Policy Creation Steps (Endpoint Security)
- Sign in to the Microsoft Intune admin center .
- Navigate to Endpoint security > Disk encryption.
- Click Create Policy.
- Configure the Basics tab:
- Platform: Windows
- Profile: BitLocker
- Click Create.
- On the Basics tab:
- Name:
BitLocker - Windows 10/11 Silent Encryption(or a meaningful name) - Description: (Optional)
- Click Next.
- Name:
- On the Configuration settings tab, configure the settings as follows (key recommended settings for silent encryption and recovery):
| Setting Category | Setting Name | Recommended Value |
| BitLocker | Require Device Encryption | Enabled |
| Operating System Drives | Enforce drive encryption type on operating system drives | Enabled |
| Select the encryption type: (Device) | Full Encryption | |
| Choose how BitLocker-protected operating system drives can be recovered | Enabled | |
| Configure user storage of BitLocker recovery information | Allow 256-bit recovery key | |
| Allow 48-digit Recovery password | ||
| Configure storage of BitLocker recovery information to AD DS | Store recovery password only | |
| Do not enable BitLocker until recovery information is stored to AD DS for operating system drives | True | |
| Save BitLocker recovery information to AD DS for operating system drives | True | |
| BitLocker – Fixed Drive Settings | Enforce drive encryption type on fixed data drives | Enabled |
| Select the encryption type: (Device) | Full Encryption | |
| Choose how BitLocker-protected operating system drives can be recovered | Enabled | |
| Configure user storage of BitLocker recovery information | Allow 256-bit recovery key | |
| Allow 48-digit Recovery password | ||
| Configure storage of BitLocker recovery information to AD DS | Store recovery password only | |
| Do not enable BitLocker until recovery information is stored to AD DS for operating system drives | True | |
| Save BitLocker recovery information to AD DS for operating system drives | True |
- Scope tags (Optional): Add any required scope tags and click Next.

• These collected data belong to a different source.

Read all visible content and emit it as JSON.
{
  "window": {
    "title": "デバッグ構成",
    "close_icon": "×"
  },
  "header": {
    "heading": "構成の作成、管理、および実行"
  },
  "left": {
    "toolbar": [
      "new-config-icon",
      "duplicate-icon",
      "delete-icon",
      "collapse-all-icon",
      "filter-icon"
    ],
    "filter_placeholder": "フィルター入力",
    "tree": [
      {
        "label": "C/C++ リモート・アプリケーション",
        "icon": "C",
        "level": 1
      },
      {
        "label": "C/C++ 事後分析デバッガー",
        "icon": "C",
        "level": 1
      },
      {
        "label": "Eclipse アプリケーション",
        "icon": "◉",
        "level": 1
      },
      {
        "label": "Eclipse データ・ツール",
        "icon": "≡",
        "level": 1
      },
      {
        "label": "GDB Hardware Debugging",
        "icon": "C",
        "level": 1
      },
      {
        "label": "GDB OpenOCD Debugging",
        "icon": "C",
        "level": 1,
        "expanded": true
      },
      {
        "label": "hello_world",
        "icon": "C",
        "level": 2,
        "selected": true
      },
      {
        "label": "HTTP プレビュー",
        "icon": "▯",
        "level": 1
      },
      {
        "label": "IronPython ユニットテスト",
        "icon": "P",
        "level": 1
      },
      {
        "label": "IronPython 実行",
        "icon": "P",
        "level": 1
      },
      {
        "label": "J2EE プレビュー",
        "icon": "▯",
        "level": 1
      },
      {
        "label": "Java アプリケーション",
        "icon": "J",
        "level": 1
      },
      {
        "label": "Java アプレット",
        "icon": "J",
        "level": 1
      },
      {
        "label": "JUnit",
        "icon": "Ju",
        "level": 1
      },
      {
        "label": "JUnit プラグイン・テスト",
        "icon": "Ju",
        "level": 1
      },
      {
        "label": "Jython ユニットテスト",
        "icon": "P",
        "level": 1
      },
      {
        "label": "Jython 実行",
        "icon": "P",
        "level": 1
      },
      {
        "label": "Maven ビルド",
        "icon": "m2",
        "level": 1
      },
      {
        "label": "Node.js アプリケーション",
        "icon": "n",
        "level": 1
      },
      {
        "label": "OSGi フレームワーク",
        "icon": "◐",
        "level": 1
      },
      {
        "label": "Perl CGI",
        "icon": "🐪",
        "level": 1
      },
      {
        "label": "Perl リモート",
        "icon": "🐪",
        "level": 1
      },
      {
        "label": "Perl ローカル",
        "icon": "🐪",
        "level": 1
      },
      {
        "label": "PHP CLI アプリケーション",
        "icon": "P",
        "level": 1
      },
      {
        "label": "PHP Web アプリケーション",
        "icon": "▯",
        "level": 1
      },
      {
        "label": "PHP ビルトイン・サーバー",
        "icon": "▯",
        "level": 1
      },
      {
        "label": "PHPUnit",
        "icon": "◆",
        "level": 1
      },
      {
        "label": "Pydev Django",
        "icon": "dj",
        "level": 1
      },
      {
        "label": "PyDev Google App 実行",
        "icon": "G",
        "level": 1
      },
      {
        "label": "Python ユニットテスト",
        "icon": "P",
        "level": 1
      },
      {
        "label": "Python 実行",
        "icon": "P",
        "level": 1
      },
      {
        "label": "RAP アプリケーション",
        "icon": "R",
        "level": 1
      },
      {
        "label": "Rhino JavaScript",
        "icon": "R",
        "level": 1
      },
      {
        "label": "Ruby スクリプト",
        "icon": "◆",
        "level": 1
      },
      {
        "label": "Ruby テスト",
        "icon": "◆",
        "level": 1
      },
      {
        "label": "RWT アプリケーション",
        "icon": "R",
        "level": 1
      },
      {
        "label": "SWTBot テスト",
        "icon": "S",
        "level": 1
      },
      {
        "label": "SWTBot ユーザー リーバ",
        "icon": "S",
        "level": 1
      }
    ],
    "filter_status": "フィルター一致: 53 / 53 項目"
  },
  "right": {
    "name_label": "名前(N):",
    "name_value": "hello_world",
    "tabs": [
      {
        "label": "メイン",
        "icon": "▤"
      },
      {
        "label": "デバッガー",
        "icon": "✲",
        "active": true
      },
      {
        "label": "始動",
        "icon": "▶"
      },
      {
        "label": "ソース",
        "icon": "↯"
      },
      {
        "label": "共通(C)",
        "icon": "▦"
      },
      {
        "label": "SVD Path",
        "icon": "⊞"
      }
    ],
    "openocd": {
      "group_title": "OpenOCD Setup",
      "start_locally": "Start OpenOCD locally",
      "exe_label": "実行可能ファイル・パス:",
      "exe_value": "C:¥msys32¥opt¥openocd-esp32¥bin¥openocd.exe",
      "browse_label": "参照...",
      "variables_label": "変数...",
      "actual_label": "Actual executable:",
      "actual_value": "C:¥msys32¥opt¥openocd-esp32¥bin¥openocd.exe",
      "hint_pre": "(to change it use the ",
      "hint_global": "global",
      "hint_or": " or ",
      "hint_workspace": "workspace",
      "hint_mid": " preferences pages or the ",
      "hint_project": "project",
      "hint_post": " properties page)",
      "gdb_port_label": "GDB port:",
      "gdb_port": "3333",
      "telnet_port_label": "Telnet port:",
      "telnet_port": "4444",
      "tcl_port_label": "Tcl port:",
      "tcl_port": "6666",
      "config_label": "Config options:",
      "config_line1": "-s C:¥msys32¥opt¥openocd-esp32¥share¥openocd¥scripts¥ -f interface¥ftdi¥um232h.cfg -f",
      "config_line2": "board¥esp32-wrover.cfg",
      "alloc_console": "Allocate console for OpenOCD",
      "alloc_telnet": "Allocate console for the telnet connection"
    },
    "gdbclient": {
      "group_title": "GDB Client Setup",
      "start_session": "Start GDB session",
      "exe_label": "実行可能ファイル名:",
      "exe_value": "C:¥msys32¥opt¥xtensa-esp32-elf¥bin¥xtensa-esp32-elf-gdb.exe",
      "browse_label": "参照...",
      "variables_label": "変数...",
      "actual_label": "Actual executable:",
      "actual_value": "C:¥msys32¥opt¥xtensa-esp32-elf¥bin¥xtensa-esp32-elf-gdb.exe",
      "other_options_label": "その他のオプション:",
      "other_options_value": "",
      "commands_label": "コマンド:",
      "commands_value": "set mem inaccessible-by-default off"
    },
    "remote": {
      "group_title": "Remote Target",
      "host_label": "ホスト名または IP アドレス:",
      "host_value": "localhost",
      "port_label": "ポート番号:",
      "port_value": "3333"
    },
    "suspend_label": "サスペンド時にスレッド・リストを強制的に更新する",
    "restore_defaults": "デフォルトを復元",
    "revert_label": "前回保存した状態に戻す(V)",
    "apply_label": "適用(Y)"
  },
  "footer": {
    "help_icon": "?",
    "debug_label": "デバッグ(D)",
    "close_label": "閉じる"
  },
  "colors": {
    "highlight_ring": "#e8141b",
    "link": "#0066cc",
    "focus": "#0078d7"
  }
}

- Assignments: Select the Azure AD Security Groups containing the Windows devices you want to encrypt.
- Recommended: Assign to a pilot group first, then expand.
- Click Next.
- Review + create: Review your settings and click Create.
Monitoring and Recovery
- Monitoring: The encryption status can be monitored in the Microsoft Intune admin center under Devices > Monitor > Encryption report.
- Recovery Key Access: Recovery keys are stored in Azure AD.
- Go to Devices > All devices.
- Select the device you need the key for.
- Select Recovery keys under the Monitor section to retrieve the 48-digit recovery password. (Access to this requires appropriate RBAC permissions, such as the BitLocker key read permission).